Rental market pressure is more likely to be apparent in Hobart, Canberra, Adelaide, and a range of regional centres, before Melbourne also becomes tight around Q2 2019. 

Indeed, this morning's headlines will almost certainly focus on the final cyclical blast of apartment completions in Sydney, with the vacancy rate at a lofty 3.2 per cent during this quiet festive period. 

Sub-regions such as Sydney's Hills District are still chewing through a surge of completions into the two seasonally softest months of the year. 


Source: SQM Research

Vacancy rates are also above the capital city average in the sub-regions of Parramatta (3½ per cent) and Western Sydney (3½ per cent), as well as in new apartment tower hotspot postcodes such as Chatswood (5.1 per cent), and North Sydney (6.7 per cent). 

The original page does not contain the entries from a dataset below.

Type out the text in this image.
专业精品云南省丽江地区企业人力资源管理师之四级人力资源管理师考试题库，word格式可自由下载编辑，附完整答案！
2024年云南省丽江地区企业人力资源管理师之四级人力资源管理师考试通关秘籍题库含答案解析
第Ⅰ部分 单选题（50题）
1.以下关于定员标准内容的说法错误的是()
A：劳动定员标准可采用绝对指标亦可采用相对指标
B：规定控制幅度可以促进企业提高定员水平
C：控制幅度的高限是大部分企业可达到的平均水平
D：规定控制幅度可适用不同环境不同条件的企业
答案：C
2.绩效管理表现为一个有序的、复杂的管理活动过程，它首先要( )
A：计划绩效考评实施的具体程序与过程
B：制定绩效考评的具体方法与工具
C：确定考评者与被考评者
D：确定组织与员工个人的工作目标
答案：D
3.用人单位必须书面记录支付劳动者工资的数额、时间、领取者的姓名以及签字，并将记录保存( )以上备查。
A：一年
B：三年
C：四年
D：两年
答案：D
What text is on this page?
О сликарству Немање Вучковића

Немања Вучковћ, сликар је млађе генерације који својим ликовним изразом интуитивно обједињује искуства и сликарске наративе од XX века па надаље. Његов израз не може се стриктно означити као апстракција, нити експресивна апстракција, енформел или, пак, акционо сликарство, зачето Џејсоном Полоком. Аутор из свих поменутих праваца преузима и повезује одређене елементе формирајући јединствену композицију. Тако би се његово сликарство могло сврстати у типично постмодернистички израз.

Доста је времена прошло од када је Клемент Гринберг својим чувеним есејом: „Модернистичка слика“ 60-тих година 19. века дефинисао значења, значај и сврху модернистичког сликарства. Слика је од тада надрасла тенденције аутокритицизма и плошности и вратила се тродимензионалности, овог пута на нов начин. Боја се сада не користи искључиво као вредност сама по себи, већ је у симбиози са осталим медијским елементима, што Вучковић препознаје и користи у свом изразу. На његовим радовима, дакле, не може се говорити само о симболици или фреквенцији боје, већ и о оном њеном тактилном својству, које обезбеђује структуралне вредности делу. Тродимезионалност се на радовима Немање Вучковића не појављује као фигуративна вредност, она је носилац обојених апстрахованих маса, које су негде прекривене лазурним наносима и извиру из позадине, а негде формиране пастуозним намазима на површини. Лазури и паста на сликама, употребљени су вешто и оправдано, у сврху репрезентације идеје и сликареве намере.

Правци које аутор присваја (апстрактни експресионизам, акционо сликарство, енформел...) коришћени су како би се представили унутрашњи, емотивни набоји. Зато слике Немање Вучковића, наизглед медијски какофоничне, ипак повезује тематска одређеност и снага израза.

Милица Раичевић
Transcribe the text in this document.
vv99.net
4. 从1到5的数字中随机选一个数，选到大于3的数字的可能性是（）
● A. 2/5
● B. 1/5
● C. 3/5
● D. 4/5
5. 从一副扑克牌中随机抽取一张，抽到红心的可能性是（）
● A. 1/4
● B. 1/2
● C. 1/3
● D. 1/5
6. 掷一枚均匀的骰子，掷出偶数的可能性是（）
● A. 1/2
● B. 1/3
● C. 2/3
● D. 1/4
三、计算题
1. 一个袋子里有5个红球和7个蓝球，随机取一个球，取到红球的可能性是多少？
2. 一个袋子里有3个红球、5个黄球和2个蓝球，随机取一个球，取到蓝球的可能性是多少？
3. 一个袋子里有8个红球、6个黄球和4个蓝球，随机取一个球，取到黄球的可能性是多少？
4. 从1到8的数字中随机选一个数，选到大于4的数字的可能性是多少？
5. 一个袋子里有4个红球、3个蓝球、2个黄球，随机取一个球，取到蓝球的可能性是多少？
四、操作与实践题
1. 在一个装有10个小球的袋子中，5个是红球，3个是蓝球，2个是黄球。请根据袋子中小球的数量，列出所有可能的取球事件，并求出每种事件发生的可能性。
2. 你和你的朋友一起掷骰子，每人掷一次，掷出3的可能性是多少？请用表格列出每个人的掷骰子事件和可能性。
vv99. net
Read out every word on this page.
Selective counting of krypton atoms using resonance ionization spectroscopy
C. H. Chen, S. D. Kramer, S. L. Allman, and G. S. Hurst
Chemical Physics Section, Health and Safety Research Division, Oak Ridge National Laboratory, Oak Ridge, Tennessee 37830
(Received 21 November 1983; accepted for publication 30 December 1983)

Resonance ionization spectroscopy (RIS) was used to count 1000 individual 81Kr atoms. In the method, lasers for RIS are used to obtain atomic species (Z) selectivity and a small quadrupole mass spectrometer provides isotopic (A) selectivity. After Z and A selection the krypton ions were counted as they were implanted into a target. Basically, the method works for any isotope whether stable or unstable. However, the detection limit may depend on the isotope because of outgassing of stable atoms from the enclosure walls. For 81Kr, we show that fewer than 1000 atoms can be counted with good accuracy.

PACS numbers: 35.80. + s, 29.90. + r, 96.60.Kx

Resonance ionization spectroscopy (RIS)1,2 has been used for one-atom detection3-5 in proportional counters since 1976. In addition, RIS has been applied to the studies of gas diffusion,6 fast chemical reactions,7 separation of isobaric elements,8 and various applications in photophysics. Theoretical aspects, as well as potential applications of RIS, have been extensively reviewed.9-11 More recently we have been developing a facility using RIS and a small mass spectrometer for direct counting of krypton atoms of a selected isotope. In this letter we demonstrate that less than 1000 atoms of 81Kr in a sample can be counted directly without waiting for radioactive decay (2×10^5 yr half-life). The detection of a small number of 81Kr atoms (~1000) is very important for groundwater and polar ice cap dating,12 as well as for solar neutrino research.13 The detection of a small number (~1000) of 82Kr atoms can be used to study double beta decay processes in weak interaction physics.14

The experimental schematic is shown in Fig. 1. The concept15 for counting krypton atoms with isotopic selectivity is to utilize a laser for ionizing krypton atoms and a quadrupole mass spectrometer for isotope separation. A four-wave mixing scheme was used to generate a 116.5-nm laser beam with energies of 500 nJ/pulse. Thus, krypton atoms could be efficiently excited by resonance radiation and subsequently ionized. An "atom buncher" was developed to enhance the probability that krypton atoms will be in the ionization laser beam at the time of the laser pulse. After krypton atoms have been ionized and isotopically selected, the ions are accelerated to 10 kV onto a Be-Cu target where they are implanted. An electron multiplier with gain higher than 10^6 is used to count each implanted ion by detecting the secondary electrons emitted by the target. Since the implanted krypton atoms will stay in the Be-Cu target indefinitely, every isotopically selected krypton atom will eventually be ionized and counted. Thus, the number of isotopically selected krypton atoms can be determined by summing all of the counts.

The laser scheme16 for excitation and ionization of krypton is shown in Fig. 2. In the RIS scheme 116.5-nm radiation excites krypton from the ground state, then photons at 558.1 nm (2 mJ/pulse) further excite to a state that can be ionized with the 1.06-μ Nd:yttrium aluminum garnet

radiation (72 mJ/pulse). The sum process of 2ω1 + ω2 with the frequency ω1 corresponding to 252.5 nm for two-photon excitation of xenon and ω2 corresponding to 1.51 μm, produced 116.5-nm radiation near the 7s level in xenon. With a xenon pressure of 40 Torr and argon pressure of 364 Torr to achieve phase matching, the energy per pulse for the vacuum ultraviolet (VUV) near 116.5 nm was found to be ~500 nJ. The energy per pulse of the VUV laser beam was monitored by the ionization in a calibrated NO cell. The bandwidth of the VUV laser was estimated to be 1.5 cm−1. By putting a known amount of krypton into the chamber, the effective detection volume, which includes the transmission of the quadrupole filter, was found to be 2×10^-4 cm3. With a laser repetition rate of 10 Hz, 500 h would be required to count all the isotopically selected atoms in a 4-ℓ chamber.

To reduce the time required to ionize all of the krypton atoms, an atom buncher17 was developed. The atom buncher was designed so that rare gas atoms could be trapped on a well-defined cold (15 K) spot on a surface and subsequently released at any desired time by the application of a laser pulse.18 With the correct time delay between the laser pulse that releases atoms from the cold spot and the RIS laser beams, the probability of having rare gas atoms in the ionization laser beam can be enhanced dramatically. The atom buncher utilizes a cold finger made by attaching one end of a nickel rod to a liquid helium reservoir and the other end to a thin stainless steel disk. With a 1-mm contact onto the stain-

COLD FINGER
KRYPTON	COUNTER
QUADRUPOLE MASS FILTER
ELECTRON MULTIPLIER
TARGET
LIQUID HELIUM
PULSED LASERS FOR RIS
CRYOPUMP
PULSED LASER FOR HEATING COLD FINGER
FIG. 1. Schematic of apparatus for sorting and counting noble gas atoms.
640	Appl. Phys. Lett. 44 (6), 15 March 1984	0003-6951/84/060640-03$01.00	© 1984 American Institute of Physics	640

Below are the figures by capital city plotted on a 6mMA basis, which suggest that once the seasonal Christmas weakness passes Melbourne could experience its tightest rental market since 2010. 

Melbourne's rental market appears to have become more seasonal these days, as you can see in the chart below, possibly due to international student arrivals and departures.

Hobart, Canberra, and Adelaide remain the tightest of the capital cities for now. 

The population of the Northern Territory has been declining of late, suggesting that Darwin will become the softest of all capital city rental markets in 2019, as Perth continues to recover (click to expand the graphic):


The worst of the pain for apartment owners in inner-city Brisbane has now passed as the rental market swings back towards equilibrium for the Queensland capital. 

Bowen on the front foot

Earlier in the year I read Shadow Treasurer Bowen's book and couldn't help but be impressed with his exceptionally keen awareness of history and those that have gone before. 


Bowen is sharp as a tack and has anticipated any rental market challenges ex-Sydney arising before the 2019 election.

The ALP has accordingly pledged $6.6 billion in affordable rentals subsidies for landlords over 15 years. 

Whether or not the policy proves to be a sound one, from Labor's perspective the party can at least show that they've considered any such rental market challenges before they arise.